MCP 2.0 Security: 3 Questions for AI Agent Deployment

Why Enterprise AI Agent Security Requires a New Approach

Vernell, Principal Security and AI Intelligence at Commvault, delivers a masterclass on securing enterprise AI agent deployments. While most MCP discussions focus on capabilities, this conversation tackles what happens when things go wrong—and how the new 2.0 specification changes the security calculus.

On the evolution from MCP 1.x to 2.0: The shift represents a fundamental change in philosophy. "1.x was really about onboarding us, our technology to move forward to using AI. Step two is really securing those models." This isn't incremental improvement—it's the industry acknowledging that adoption without security creates unacceptable risk.

The three foundational changes in MCP 2.0: First, OAuth support brings what Vernell calls "Active Directory for the internet"—finally allowing enterprises to assign permissions and privileges to cryptographic keys.
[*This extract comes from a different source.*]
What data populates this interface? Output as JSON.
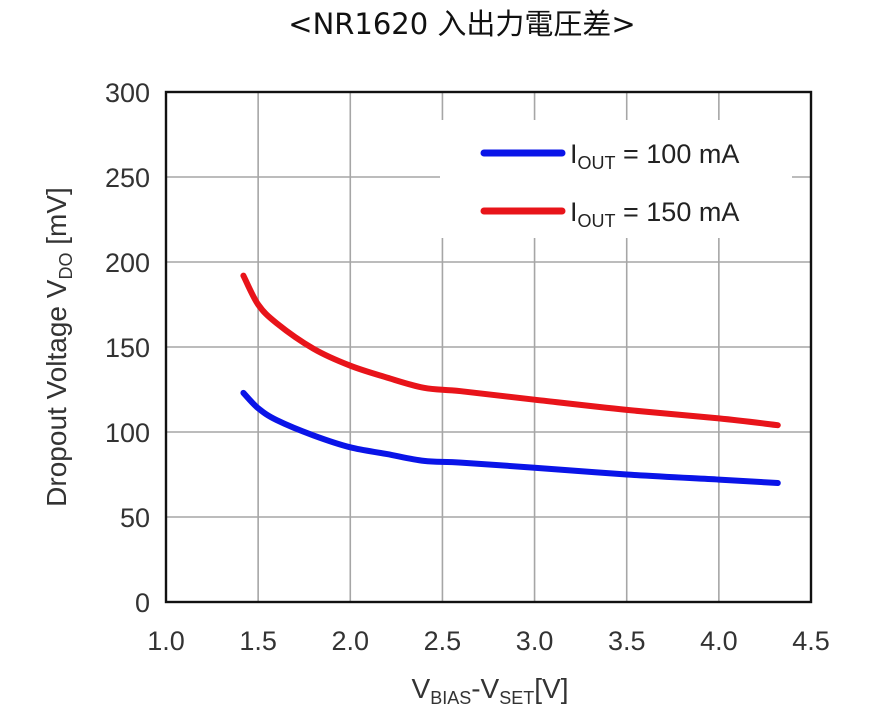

Second, structured schemas act like parameterized SQL queries, creating whitelists that define exactly what actions tools can take. "These structures allow you to define specifically what actions a tool is able to do and anything else it will just ignore." Third, the elicitation flow introduces pause points for human oversight.

On the remaining gaps: Even with 2.0, enterprises cannot cryptographically verify that an MCP server is legitimate. "Clones and copies exist, tools are modified, tools are added, and we have no way of verifying today cryptographically that this is our original MCP server we're interfacing with." This is a significant trust problem that won't be solved by protocol updates alone.

The three-question risk framework: Vernell's practical approach cuts through complexity: (1) What authority does my agent have? Read-only with guardrails is low risk; destroy/edit/move capabilities need lockdown. (2) How big is the blast radius? One user, entire app, or lateral movement across the enterprise? (3) How reversible is the action? Reading information versus deleting it changes everything.

On future direction and visibility: "We spent 20 years trying to secure how software is developed securely. And AI is not going to get a shortcut to this because it's new to the party." The focus moving forward will be on runtime visibility, audit logging, and compliance—enterprises need to prove their AI agents operated correctly, especially when third-party supply chain attacks occur.

6 Insights From Commvault on Securing AI Agents

• MCP 2.0 is security-first - Unlike 1.x which focused on adoption, 2.0 introduces OAuth, structured schemas, and elicitation flows specifically to secure AI agent deployments
• Server trust remains unsolved - No cryptographic way to verify MCP servers are legitimate; organizations must implement network isolation and tool signing independently
• Three questions for risk assessment - Authority level, blast radius, and action reversibility form a simple but effective framework for evaluating any AI agent deployment
• Human-in-the-loop is essential - High-impact actions should trigger approval workflows; the elicitation flow enables pause points that didn't exist before
• Runtime visibility is critical - Enterprises need meaningful audit logs that can prove compliance and defend against supply chain attack accusations
• Expect more security vendors - Similar to cloud security evolution, third-party tools will emerge to bolster native AI agent security capabilities

What This Means for Enterprise Security Teams

MCP 2.0 represents the industry's first serious attempt to secure AI agents in production, but it's just the beginning. For organizations deploying agents that can take real actions—editing files, moving data, interacting with systems—the protocol provides guardrails, not guarantees. The practical takeaway: treat AI agent security like you did cloud security a decade ago, and budget for the specialized tooling that will inevitably be required.